Suelto aire por la nariz, cojo los dos vasos de café y me aproximo al lugar dónde yace Hansel sentado. Mía se ha quedado dormida del aburrimiento, y su cabeza descansa sobre el regazo del pelinegro que le acaricia el cabello, y el resto de su cuerpo yace sobre los asientos continuos.

—Ten.—hablo tendiéndole el vaso. Mi voz lo espabila y hace que levante la cabeza de la cabecera de la silla.

Coje lo que le ofrezco, agradeciendo en voz baja.

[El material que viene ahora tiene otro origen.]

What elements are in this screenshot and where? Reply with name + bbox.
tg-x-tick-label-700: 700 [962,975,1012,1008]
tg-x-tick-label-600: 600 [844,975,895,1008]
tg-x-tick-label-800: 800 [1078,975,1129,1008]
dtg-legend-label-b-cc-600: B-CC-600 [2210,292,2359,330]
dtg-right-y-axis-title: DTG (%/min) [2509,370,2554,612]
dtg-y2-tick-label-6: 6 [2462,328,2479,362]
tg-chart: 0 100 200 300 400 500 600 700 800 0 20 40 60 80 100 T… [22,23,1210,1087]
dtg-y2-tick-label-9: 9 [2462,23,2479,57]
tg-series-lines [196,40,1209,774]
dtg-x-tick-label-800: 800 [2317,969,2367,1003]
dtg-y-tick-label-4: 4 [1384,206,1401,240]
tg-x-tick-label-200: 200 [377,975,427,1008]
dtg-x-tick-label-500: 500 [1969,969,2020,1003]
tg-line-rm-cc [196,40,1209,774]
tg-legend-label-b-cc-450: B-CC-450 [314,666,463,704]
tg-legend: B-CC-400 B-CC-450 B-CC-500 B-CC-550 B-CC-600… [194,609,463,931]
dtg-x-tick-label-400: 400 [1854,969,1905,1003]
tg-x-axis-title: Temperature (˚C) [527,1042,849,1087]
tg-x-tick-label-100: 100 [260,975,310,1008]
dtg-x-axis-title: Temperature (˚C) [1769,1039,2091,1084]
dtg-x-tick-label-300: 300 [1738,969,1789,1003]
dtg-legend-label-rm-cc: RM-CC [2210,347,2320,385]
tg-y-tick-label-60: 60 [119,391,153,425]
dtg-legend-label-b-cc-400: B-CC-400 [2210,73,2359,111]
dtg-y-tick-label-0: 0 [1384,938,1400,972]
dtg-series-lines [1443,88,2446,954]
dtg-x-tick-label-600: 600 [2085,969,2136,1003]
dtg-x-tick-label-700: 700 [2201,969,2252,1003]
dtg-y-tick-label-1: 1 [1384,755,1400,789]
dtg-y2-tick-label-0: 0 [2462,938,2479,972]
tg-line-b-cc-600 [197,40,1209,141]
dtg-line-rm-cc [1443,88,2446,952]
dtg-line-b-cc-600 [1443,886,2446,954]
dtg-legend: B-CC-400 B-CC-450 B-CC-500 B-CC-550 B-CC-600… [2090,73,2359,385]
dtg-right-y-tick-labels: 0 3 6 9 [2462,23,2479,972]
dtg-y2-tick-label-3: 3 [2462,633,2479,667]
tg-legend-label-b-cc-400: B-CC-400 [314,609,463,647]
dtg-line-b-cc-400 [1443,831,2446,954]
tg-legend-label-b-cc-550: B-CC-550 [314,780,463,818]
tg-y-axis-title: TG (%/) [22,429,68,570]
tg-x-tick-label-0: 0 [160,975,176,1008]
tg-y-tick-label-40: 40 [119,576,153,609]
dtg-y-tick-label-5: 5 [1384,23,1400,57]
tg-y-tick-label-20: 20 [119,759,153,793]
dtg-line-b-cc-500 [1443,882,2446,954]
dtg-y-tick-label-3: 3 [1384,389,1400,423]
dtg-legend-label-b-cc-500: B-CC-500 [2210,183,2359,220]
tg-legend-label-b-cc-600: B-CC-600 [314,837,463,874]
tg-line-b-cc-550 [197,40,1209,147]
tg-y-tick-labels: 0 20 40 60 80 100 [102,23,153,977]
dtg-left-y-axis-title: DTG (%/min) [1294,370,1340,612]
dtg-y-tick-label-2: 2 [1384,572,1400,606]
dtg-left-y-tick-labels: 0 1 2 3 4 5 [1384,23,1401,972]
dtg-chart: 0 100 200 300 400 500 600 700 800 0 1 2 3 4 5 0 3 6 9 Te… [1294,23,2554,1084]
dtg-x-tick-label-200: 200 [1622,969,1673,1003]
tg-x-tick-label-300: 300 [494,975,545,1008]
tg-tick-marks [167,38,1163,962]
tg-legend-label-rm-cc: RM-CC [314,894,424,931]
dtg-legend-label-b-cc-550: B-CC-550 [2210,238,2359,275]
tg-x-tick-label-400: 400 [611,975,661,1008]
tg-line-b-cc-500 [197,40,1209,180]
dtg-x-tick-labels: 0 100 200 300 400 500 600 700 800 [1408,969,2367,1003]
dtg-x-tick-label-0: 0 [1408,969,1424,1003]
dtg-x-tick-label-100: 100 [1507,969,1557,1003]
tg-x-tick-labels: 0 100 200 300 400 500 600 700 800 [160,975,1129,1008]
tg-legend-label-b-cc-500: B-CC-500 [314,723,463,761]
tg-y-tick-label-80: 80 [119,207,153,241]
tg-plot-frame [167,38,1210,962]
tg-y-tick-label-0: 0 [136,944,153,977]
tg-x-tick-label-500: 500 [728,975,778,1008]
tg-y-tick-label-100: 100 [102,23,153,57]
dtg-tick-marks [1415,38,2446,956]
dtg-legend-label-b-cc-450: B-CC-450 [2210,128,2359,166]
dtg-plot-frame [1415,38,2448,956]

Por mi parte sólo asiento antes de tomar asiento a su lado.

Doy el primer sorbo y él también, saboreo, bebo, intento relajarme y con el segundo él se vuelve a llevar el vaso a los labios también.

—Me parece que a ustedes les gusta hacerse la vida difícil.—susurra cuando mis cejas fruncidas se ponen sobre él con el extraño comportamiento.

No me mira, habla con la vista perdida y la acusación carente de malicia me obliga a mirar a otro lado también.

—No se trata de eso.—intento defenderme sabiendo muy bien a qué se refiere.—Y lo sabes, Hans...

—Sé que te ama. Qué lo amas.—afirma interrumpiendome.—Sé que las peleas, el mal sentir de ambos, y el rechazo de él por quererse curar, desaparecería sí por una vez deciden continuar como sí nada.

Sonrío triste y niego. No lo juzgo porqué únicamente le falta el lazo sanguíneo para titularse hermano de Damián al cien por ciento. No lo juzgo porqué sé que habla desde el desespero, porqué sé que lo ama, qué lo quiere bien, y que de las pocas personas capaces de amar a ese ser sin restricción alguna, él es uno de los únicos.

Busca soluciones desesperadas, decidido a ignorar la raíz ingerta del problema.

Y yo también lo amo. Realmente adoro a Damián Webster, por más basura que sea, lo quiero muchísimo, y quizás sea esa la razón más resaltante para odiar mi lado masoquista. No obstante, yo ya no estoy dispuesta a olvidar; a saberme una tonta capaz de esperar su tiempo, cuando él rechazo el mío. Una que se obligue a olvidar que aún con tantos años él se niegue a verme como lo que soy, y es una mujer capaz de lidiar con sus propias decisiones, dolores o emociones.

Temo a qué sí acepto y de nuevo y como siempre doy el todo por el todo con él, a la mañana siguiente surja algo que le haga darme un bofetada emocional y nuevamente me deje en el pozo más hondo que encuentre. Temo a que la próxima no pueda soportarla, y realmente todo termine mal.